É a essa tarefa que se dedica este livro. Analisando cinco
conceitos básicos que organizam a vida em sociedade ― emancipação, individualidade,
tempo/espaço, trabalho e comunidade ―, Bauman traça suas sucessivas formas e mudanças
de significado.
Modernidade líquida complementa e conclui a análise realizada pelo autor em Globalização:
As consequências humanas e Em busca da política. Juntos, esses três volumes
formam uma análise brilhante das condições cambiantes da vida social e política.
“Esse
estágio na carreira da modernidade foi bem descrito por Claus Offe (em “A
utopia da opção zero”, publicado originalmente em 1987 em Praxis
international): as sociedades “complexas se tornaram rígidas a tal ponto
que a própria tentativa de refletir normativamente sobre elas ou de renovar sua
‘ordem’, isto é, a natureza da coordenação dos processos que nelas têm lugar, é
virtualmente impedida por força de sua própria futilidade, donde sua
inadequação essencial”. Por mais livres e voláteis que sejam os “subsistemas”
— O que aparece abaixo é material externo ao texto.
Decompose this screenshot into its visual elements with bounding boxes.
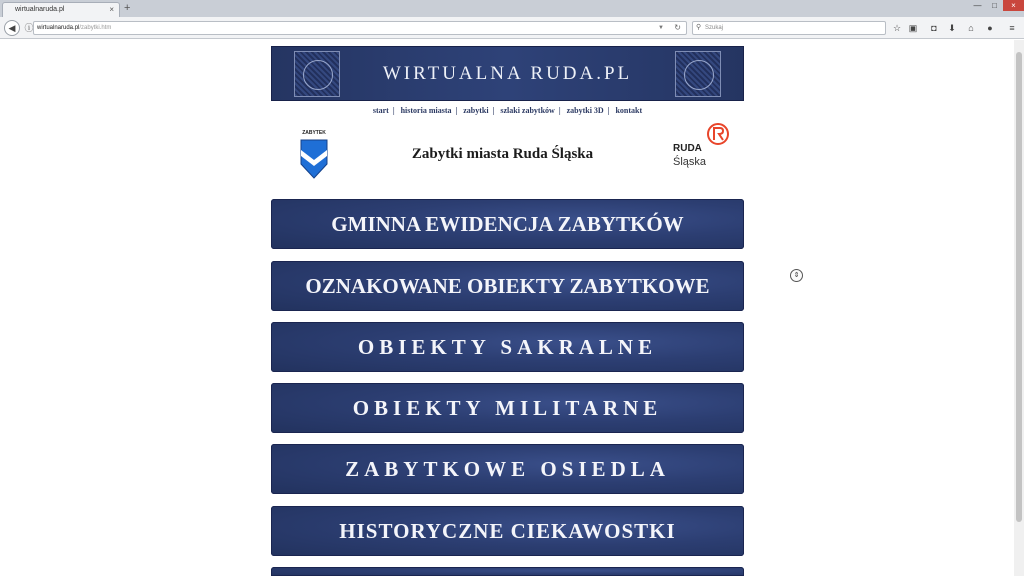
menu-zabytki[interactable]: zabytki	[463, 106, 489, 115]
category-historyczne-ciekawostki-button[interactable]: HISTORYCZNE CIEKAWOSTKI	[271, 506, 744, 556]
blue-shield-icon	[300, 138, 328, 180]
menu-separator: |	[558, 106, 561, 115]
reload-icon[interactable]: ↻	[674, 23, 681, 32]
hamburger-menu-icon[interactable]: ≡	[1009, 23, 1015, 33]
maximize-button[interactable]: □	[992, 1, 997, 10]
top-menu	[271, 106, 744, 115]
new-tab-button[interactable]: +	[124, 2, 131, 14]
download-icon[interactable]: ⬇	[948, 23, 956, 33]
ruda-logo-icon	[706, 122, 730, 146]
search-placeholder: Szukaj	[705, 25, 724, 31]
category-obiekty-militarne-button[interactable]: OBIEKTY MILITARNE	[271, 383, 744, 433]
close-window-button[interactable]: ×	[1003, 0, 1024, 11]
history-dropdown-icon[interactable]: ▼	[658, 25, 664, 31]
address-bar[interactable]	[33, 21, 687, 35]
menu-separator: |	[392, 106, 395, 115]
menu-separator: |	[607, 106, 610, 115]
category-gminna-ewidencja-button[interactable]: GMINNA EWIDENCJA ZABYTKÓW	[271, 199, 744, 249]
menu-separator: |	[492, 106, 495, 115]
browser-tab[interactable]	[2, 2, 120, 17]
banner-title: WIRTUALNA RUDA.PL	[382, 63, 633, 84]
chat-icon[interactable]: ●	[987, 23, 993, 33]
tab-bar	[0, 0, 1024, 17]
search-icon: ⚲	[696, 24, 702, 31]
tab-title: wirtualnaruda.pl	[15, 6, 65, 13]
pocket-icon[interactable]: ◘	[931, 23, 937, 33]
menu-historia-miasta[interactable]: historia miasta	[400, 106, 452, 115]
site-banner[interactable]	[271, 46, 744, 101]
category-partial-button[interactable]	[271, 567, 744, 576]
menu-zabytki-3d[interactable]: zabytki 3D	[566, 106, 604, 115]
search-input[interactable]	[692, 21, 886, 35]
vertical-scrollbar[interactable]	[1014, 40, 1024, 576]
autoscroll-cursor-icon: ⇕	[790, 269, 803, 282]
menu-separator: |	[455, 106, 458, 115]
url-host: wirtualnaruda.pl	[37, 25, 80, 31]
navigation-bar	[0, 17, 1024, 39]
category-oznakowane-obiekty-button[interactable]: OZNAKOWANE OBIEKTY ZABYTKOWE	[271, 261, 744, 311]
tab-close-icon[interactable]: ×	[109, 5, 114, 14]
back-arrow-icon[interactable]: ◀	[4, 20, 20, 36]
star-icon[interactable]: ☆	[892, 23, 902, 33]
menu-start[interactable]: start	[372, 106, 389, 115]
ruda-logo-line2: Śląska	[673, 156, 707, 168]
menu-szlaki-zabytkow[interactable]: szlaki zabytków	[500, 106, 555, 115]
menu-kontakt[interactable]: kontakt	[615, 106, 643, 115]
zabytek-logo	[298, 130, 330, 180]
ruda-slaska-logo[interactable]	[670, 122, 732, 172]
ruda-logo-line1: RUDA	[673, 143, 702, 154]
home-icon[interactable]: ⌂	[968, 23, 974, 33]
minimize-button[interactable]: —	[973, 1, 982, 10]
reading-list-icon[interactable]: ▣	[908, 23, 918, 33]
zabytek-logo-caption: ZABYTEK	[302, 130, 326, 136]
category-obiekty-sakralne-button[interactable]: OBIEKTY SAKRALNE	[271, 322, 744, 372]
site-info-icon[interactable]: ⓘ	[24, 23, 34, 33]
scrollbar-thumb[interactable]	[1016, 52, 1022, 522]
url-path: /zabytki.htm	[79, 25, 112, 31]
page-subtitle: Zabytki miasta Ruda Śląska	[411, 146, 594, 162]
category-zabytkowe-osiedla-button[interactable]: ZABYTKOWE OSIEDLA	[271, 444, 744, 494]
dessa ordem, isoladamente ou em conjunto, o modo como são entretecidos é
“rígido, fatal e desprovido de qualquer liberdade de escolha”. A ordem das
coisas como um todo não está aberta a opções; está longe de ser claro quais
poderiam ser essas opções, e ainda menos claro como uma opção ostensivamente
viável poderia ser real no caso pouco provável de a vida social ser capaz de
concebê-la e gestá-la. Entre a ordem como um todo e cada uma das agências,
veículos e estratagemas da ação proposital há uma clivagem — uma brecha que se
amplia perpetuamente, sem ponte à vista.
Ao
contrário da maioria dos cenários distópicos, este efeito não foi alcançado via
ditadura, subordinação, opressão ou escravização; nem através da “colonização”
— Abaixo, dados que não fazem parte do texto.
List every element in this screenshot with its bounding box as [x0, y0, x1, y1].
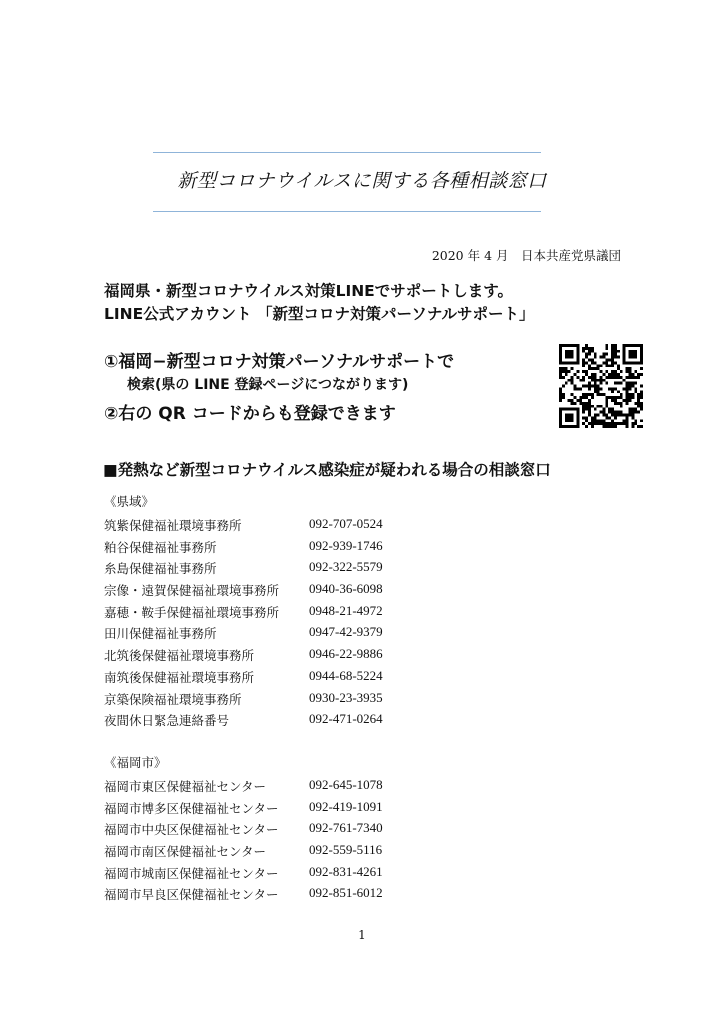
center-row — [104, 777, 524, 799]
fukuoka-city-center-list — [104, 777, 524, 907]
office-name: 粕谷保健福祉事務所 — [104, 539, 217, 555]
office-phone: 0930-23-3935 — [309, 689, 383, 705]
office-row — [104, 646, 524, 668]
office-name: 田川保健福祉事務所 — [104, 626, 217, 642]
center-name: 福岡市南区保健福祉センター — [104, 844, 267, 860]
office-name: 糸島保健福祉事務所 — [104, 561, 217, 577]
consultation-section-heading: ■発熱など新型コロナウイルス感染症が疑われる場合の相談窓口 — [103, 461, 551, 479]
line-official-account: LINE公式アカウント 「新型コロナ対策パーソナルサポート」 — [104, 305, 535, 323]
office-row — [104, 711, 524, 733]
office-row — [104, 690, 524, 712]
center-row — [104, 864, 524, 886]
office-name: 宗像・遠賀保健福祉環境事務所 — [104, 583, 280, 599]
prefecture-group-label: 《県域》 — [104, 494, 155, 509]
title-bottom-rule — [153, 211, 541, 212]
document-title: 新型コロナウイルスに関する各種相談窓口 — [177, 170, 547, 192]
line-support-announcement: 福岡県・新型コロナウイルス対策LINEでサポートします。 — [104, 282, 514, 300]
office-phone: 092-471-0264 — [309, 711, 383, 727]
center-phone: 092-831-4261 — [309, 863, 383, 879]
office-name: 嘉穂・鞍手保健福祉環境事務所 — [104, 604, 280, 620]
office-row — [104, 624, 524, 646]
office-name: 北筑後保健福祉環境事務所 — [104, 648, 255, 664]
office-row — [104, 603, 524, 625]
step-one-detail: 検索(県の LINE 登録ページにつながります) — [127, 377, 409, 393]
office-name: 筑紫保健福祉環境事務所 — [104, 518, 242, 533]
office-phone: 092-707-0524 — [309, 516, 383, 531]
page-number: 1 — [358, 928, 366, 942]
center-row — [104, 799, 524, 821]
office-phone: 0944-68-5224 — [309, 667, 383, 683]
center-name: 福岡市早良区保健福祉センター — [104, 887, 279, 903]
center-phone: 092-851-6012 — [309, 885, 383, 901]
center-phone: 092-761-7340 — [309, 820, 383, 836]
qr-code-icon[interactable] — [559, 344, 643, 428]
center-name: 福岡市博多区保健福祉センター — [104, 800, 279, 816]
office-name: 京築保険福祉環境事務所 — [104, 691, 242, 707]
office-row — [104, 516, 524, 538]
center-phone: 092-645-1078 — [309, 777, 383, 792]
office-name: 夜間休日緊急連絡番号 — [104, 713, 230, 729]
office-phone: 0947-42-9379 — [309, 624, 383, 640]
step-two: ②右の QR コードからも登録できます — [104, 404, 396, 424]
center-name: 福岡市城南区保健福祉センター — [104, 865, 279, 881]
office-name: 南筑後保健福祉環境事務所 — [104, 669, 255, 685]
fukuoka-city-group-label: 《福岡市》 — [104, 755, 167, 770]
center-name: 福岡市中央区保健福祉センター — [104, 822, 279, 838]
office-phone: 092-939-1746 — [309, 537, 383, 553]
center-phone: 092-419-1091 — [309, 798, 383, 814]
office-phone: 0948-21-4972 — [309, 602, 383, 618]
center-row — [104, 842, 524, 864]
office-phone: 0940-36-6098 — [309, 581, 383, 597]
office-row — [104, 581, 524, 603]
prefecture-office-list — [104, 516, 524, 733]
title-top-rule — [153, 152, 541, 153]
office-phone: 0946-22-9886 — [309, 646, 383, 662]
office-phone: 092-322-5579 — [309, 559, 383, 575]
dateline: 2020 年 4 月 日本共産党県議団 — [431, 248, 621, 263]
center-phone: 092-559-5116 — [309, 842, 383, 858]
office-row — [104, 559, 524, 581]
center-name: 福岡市東区保健福祉センター — [104, 779, 267, 794]
office-row — [104, 668, 524, 690]
step-one: ①福岡−新型コロナ対策パーソナルサポートで — [104, 352, 455, 372]
center-row — [104, 885, 524, 907]
office-row — [104, 538, 524, 560]
center-row — [104, 820, 524, 842]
da esfera privada pelo “sistema”. Ao contrário: a situação presente emergiu do
derretimento radical dos grilhões e das algemas que, certo ou errado, eram
suspeitos de limitar a liberdade individual de escolher e de agir. A rigidez
da ordem é o artefato e o sedimento da liberdade dos agentes humanos. Essa
rigidez é o resultado de “soltar o freio”: da desregulamentação, da
liberalização, da “flexibilização”, da “fluidez” crescente, do descontrole dos
mercados financeiro, imobiliário e de trabalho, tornando mais leve o peso dos
impostos etc. (como Offe observou em “Amarras, algemas, grades”, publicado
originalmente em 1987); ou (para citar Richard Senett em Flesh and Stone)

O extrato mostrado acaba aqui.